Sometimes fate plays a large role in where a coach ends up.

For Goshen College head women’s basketball coach Stephanie Miller, that’s exactly how she landed in her current position.

Coming from Michigan school systems with 13 years of coaching experience under her belt, Miller grabbed the reins and pulled hard when she took over the Maple Leafs. At a crossroads in her teaching career at the time, fellow McCracken director and former GC men’s basketball Coach Gary Chupp informed Miller of an opening for a coaching position at the collegiate level.

“I got on some sites and started thinking that there were a couple jobs open in the smaller school areas, and maybe I’ll try this,” said Miller. “I hadn’t even put two resumes in when Gary Chupp called me.”

Chupp and Miller go way back, as they have both been coaching at McCracken Basketball Camps in the summers since Miller was 18. Meanwhile, their friendship has grown as they are now both directors at the McCracken camps.

Because of this friendship, Chupp quickly recommended Miller for the job. The Goshen College opening couldn’t have come at a better time for Miller, as she was ready for a change and so was Goshen College. She made the trip from Michigan to Goshen to meet to with Tim Demant and couple of the players on the women’s team at the time.

“That first year I came in, my expectation was that I would have to clean up a lot. It hadn’t been a very competitive program in the previous years and that was part of the reason that I chose to come to Goshen. If I was going to do it I was going to build the program from the ground up, my way,” said Miller.
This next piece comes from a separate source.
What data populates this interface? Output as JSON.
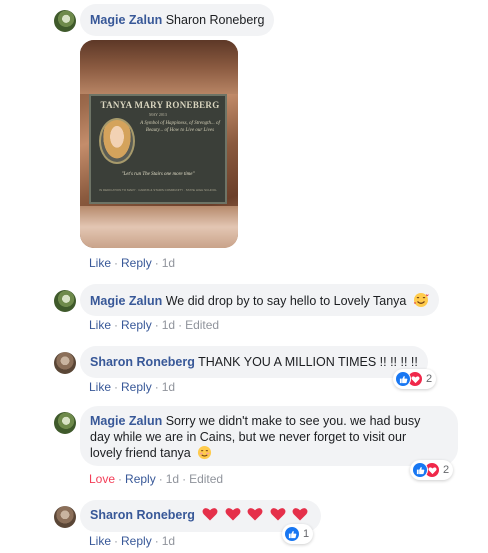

Wanting a challenge and needing a change, Miller took her role as head coach seriously. Picking a team up with 11 guards and two forwards created frustrations, but Miller took them under her wing and helped them all to buy into her new system.

“I work a lot with team bonding and helping to try to develop chemistry. It doesn’t always work the way you want because some parts of team chemistry, you just can’t control. But I’m a firm believer that there are some [players] that you can help cultivate by opportunities that you create off the court,” Miller said.
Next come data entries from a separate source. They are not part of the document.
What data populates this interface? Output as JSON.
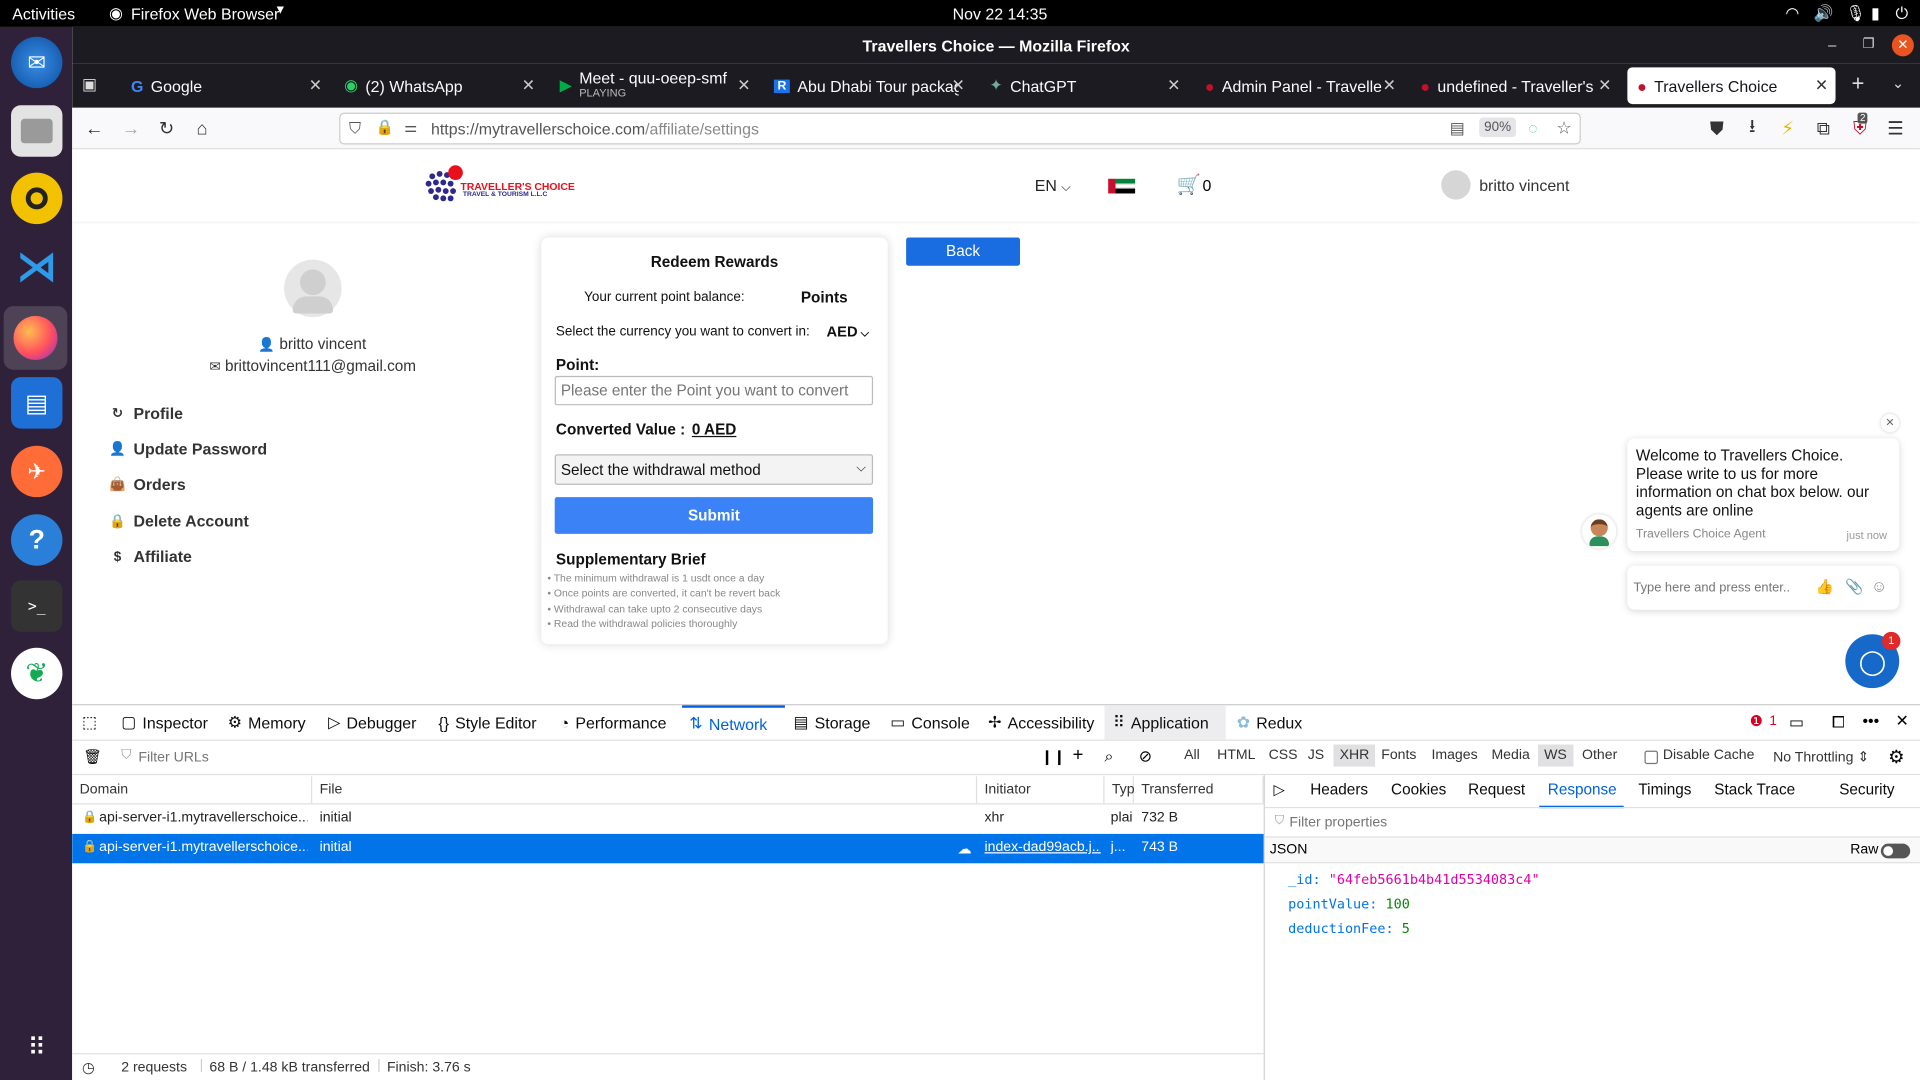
{
  "gnome": {
    "activities": "Activities",
    "app": "Firefox Web Browser",
    "clock": "Nov 22  14:35"
  },
  "window": {
    "title": "Travellers Choice — Mozilla Firefox"
  },
  "tabs": [
    {
      "label": "Google"
    },
    {
      "label": "(2) WhatsApp"
    },
    {
      "label": "Meet - quu-oeep-smf",
      "sub": "PLAYING"
    },
    {
      "label": "Abu Dhabi Tour package"
    },
    {
      "label": "ChatGPT"
    },
    {
      "label": "Admin Panel - Travellers"
    },
    {
      "label": "undefined - Traveller's C"
    },
    {
      "label": "Travellers Choice"
    }
  ],
  "nav": {
    "url_host": "https://mytravellerschoice.com",
    "url_path": "/affiliate/settings",
    "zoom": "90%",
    "notif_count": "2"
  },
  "site": {
    "logo_title": "TRAVELLER'S CHOICE",
    "logo_sub": "TRAVEL & TOURISM L.L.C",
    "lang": "EN",
    "cart_count": "0",
    "user_name": "britto vincent",
    "profile_name": "britto vincent",
    "profile_email": "brittovincent111@gmail.com",
    "menu": [
      "Profile",
      "Update Password",
      "Orders",
      "Delete Account",
      "Affiliate"
    ],
    "back": "Back"
  },
  "redeem": {
    "title": "Redeem Rewards",
    "balance_label": "Your current point balance:",
    "balance_value": "Points",
    "currency_label": "Select the currency you want to convert in:",
    "currency": "AED",
    "point_label": "Point:",
    "point_placeholder": "Please enter the Point you want to convert",
    "converted_label": "Converted Value :",
    "converted_value": "0 AED",
    "withdraw_placeholder": "Select the withdrawal method",
    "submit": "Submit",
    "brief_title": "Supplementary Brief",
    "brief": [
      "The minimum withdrawal is 1 usdt once a day",
      "Once points are converted, it can't be revert back",
      "Withdrawal can take upto 2 consecutive days",
      "Read the withdrawal policies thoroughly"
    ]
  },
  "chat": {
    "message": "Welcome to Travellers Choice. Please write to us for more information on chat box below. our agents are online",
    "agent": "Travellers Choice Agent",
    "time": "just now",
    "placeholder": "Type here and press enter..",
    "badge": "1"
  },
  "devtools": {
    "tabs": [
      "Inspector",
      "Memory",
      "Debugger",
      "Style Editor",
      "Performance",
      "Network",
      "Storage",
      "Console",
      "Accessibility",
      "Application",
      "Redux"
    ],
    "error_count": "1",
    "filter_placeholder": "Filter URLs",
    "filters": [
      "All",
      "HTML",
      "CSS",
      "JS",
      "XHR",
      "Fonts",
      "Images",
      "Media",
      "WS",
      "Other"
    ],
    "disable_cache": "Disable Cache",
    "throttle": "No Throttling",
    "columns": [
      "Domain",
      "File",
      "Initiator",
      "Typ",
      "Transferred"
    ],
    "rows": [
      {
        "domain": "api-server-i1.mytravellerschoice....",
        "file": "initial",
        "initiator": "xhr",
        "type": "plai",
        "size": "732 B"
      },
      {
        "domain": "api-server-i1.mytravellerschoice....",
        "file": "initial",
        "initiator": "index-dad99acb.j...",
        "type": "j...",
        "size": "743 B"
      }
    ],
    "status": {
      "requests": "2 requests",
      "transferred": "68 B / 1.48 kB transferred",
      "finish": "Finish: 3.76 s"
    },
    "detail_tabs": [
      "Headers",
      "Cookies",
      "Request",
      "Response",
      "Timings",
      "Stack Trace",
      "Security"
    ],
    "filter_props": "Filter properties",
    "json_label": "JSON",
    "raw_label": "Raw",
    "json": [
      {
        "key": "_id:",
        "value": "\"64feb5661b4b41d5534083c4\""
      },
      {
        "key": "pointValue:",
        "value": "100"
      },
      {
        "key": "deductionFee:",
        "value": "5"
      }
    ]
  }
}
Fast forwarding to the current season, Miller’s third at Goshen, she is refreshed to have seven new faces on her roster and six returners to make up a “new” and “refreshing” team.

“I have a lot of winners in this group, girls that came from winning programs,” said Miller. “I have 13 on my roster and 11 of them came from winning programs. This season alone I have four conference champions, two regional champions, and a state finalist. They come from a good pedigree which will give us some competitive fire.”
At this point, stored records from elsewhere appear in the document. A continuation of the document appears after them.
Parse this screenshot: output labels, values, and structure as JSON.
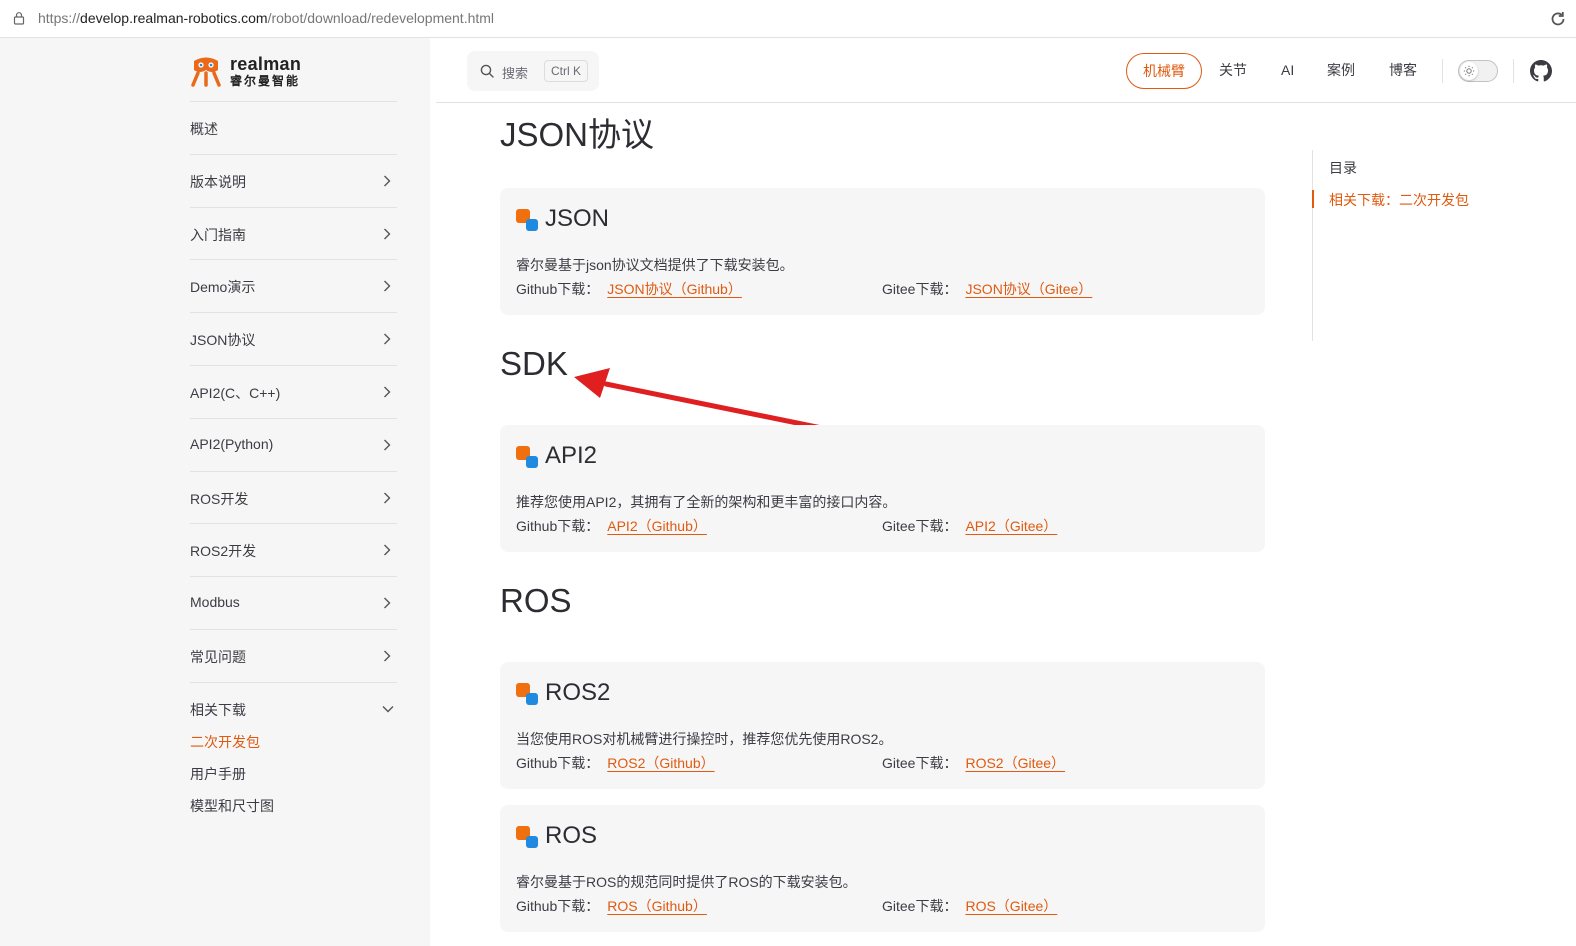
{
  "browser": {
    "url_prefix": "https://",
    "url_host": "develop.realman-robotics.com",
    "url_path": "/robot/download/redevelopment.html"
  },
  "logo": {
    "brand": "realman",
    "brand_cn": "睿尔曼智能"
  },
  "sidebar": {
    "items": [
      {
        "label": "概述"
      },
      {
        "label": "版本说明"
      },
      {
        "label": "入门指南"
      },
      {
        "label": "Demo演示"
      },
      {
        "label": "JSON协议"
      },
      {
        "label": "API2(C、C++)"
      },
      {
        "label": "API2(Python)"
      },
      {
        "label": "ROS开发"
      },
      {
        "label": "ROS2开发"
      },
      {
        "label": "Modbus"
      },
      {
        "label": "常见问题"
      }
    ],
    "group": {
      "label": "相关下载",
      "subs": [
        "二次开发包",
        "用户手册",
        "模型和尺寸图"
      ],
      "active_index": 0
    }
  },
  "search": {
    "placeholder": "搜索",
    "shortcut": "Ctrl K"
  },
  "topnav": {
    "items": [
      "机械臂",
      "关节",
      "AI",
      "案例",
      "博客"
    ],
    "active_index": 0
  },
  "content": {
    "headings": [
      "JSON协议",
      "SDK",
      "ROS"
    ],
    "cards": [
      {
        "title": "JSON",
        "desc": "睿尔曼基于json协议文档提供了下载安装包。",
        "github_label": "Github下载：",
        "github_link": "JSON协议（Github）",
        "gitee_label": "Gitee下载：",
        "gitee_link": "JSON协议（Gitee）"
      },
      {
        "title": "API2",
        "desc": "推荐您使用API2，其拥有了全新的架构和更丰富的接口内容。",
        "github_label": "Github下载：",
        "github_link": "API2（Github）",
        "gitee_label": "Gitee下载：",
        "gitee_link": "API2（Gitee）"
      },
      {
        "title": "ROS2",
        "desc": "当您使用ROS对机械臂进行操控时，推荐您优先使用ROS2。",
        "github_label": "Github下载：",
        "github_link": "ROS2（Github）",
        "gitee_label": "Gitee下载：",
        "gitee_link": "ROS2（Gitee）"
      },
      {
        "title": "ROS",
        "desc": "睿尔曼基于ROS的规范同时提供了ROS的下载安装包。",
        "github_label": "Github下载：",
        "github_link": "ROS（Github）",
        "gitee_label": "Gitee下载：",
        "gitee_link": "ROS（Gitee）"
      }
    ]
  },
  "outline": {
    "title": "目录",
    "items": [
      "相关下载：二次开发包"
    ]
  },
  "colors": {
    "accent": "#e05a10",
    "annotation": "#e02020",
    "sidebar_bg": "#f6f6f7"
  },
  "icons": [
    "lock-icon",
    "refresh-icon",
    "search-icon",
    "chevron-right-icon",
    "chevron-down-icon",
    "sun-icon",
    "github-icon",
    "card-icon",
    "annotation-arrow"
  ]
}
As the Maple Leafs head into the 2013-14 season hoping to use their youth to their advantage, they do have a lot of ground to cover after their bottom-of-the-barrel finish in last season’s conference standings. Miller however is confident that this beast of burden is not on the shoulders of her team because of their “newness.”

Miller added, “Coming into the program, I felt I had to lay the foundation of what it is to be a winner, regardless of if you are winning. You can prepare like a winner. You can train like a winner. You can hold yourself accountable like a winner. You can treat others well. You can have good chemistry and just be doing all of the things that winners do. Eventually all of those tendencies build a successful program.”

This article first appeared in the Goshen News on November 8.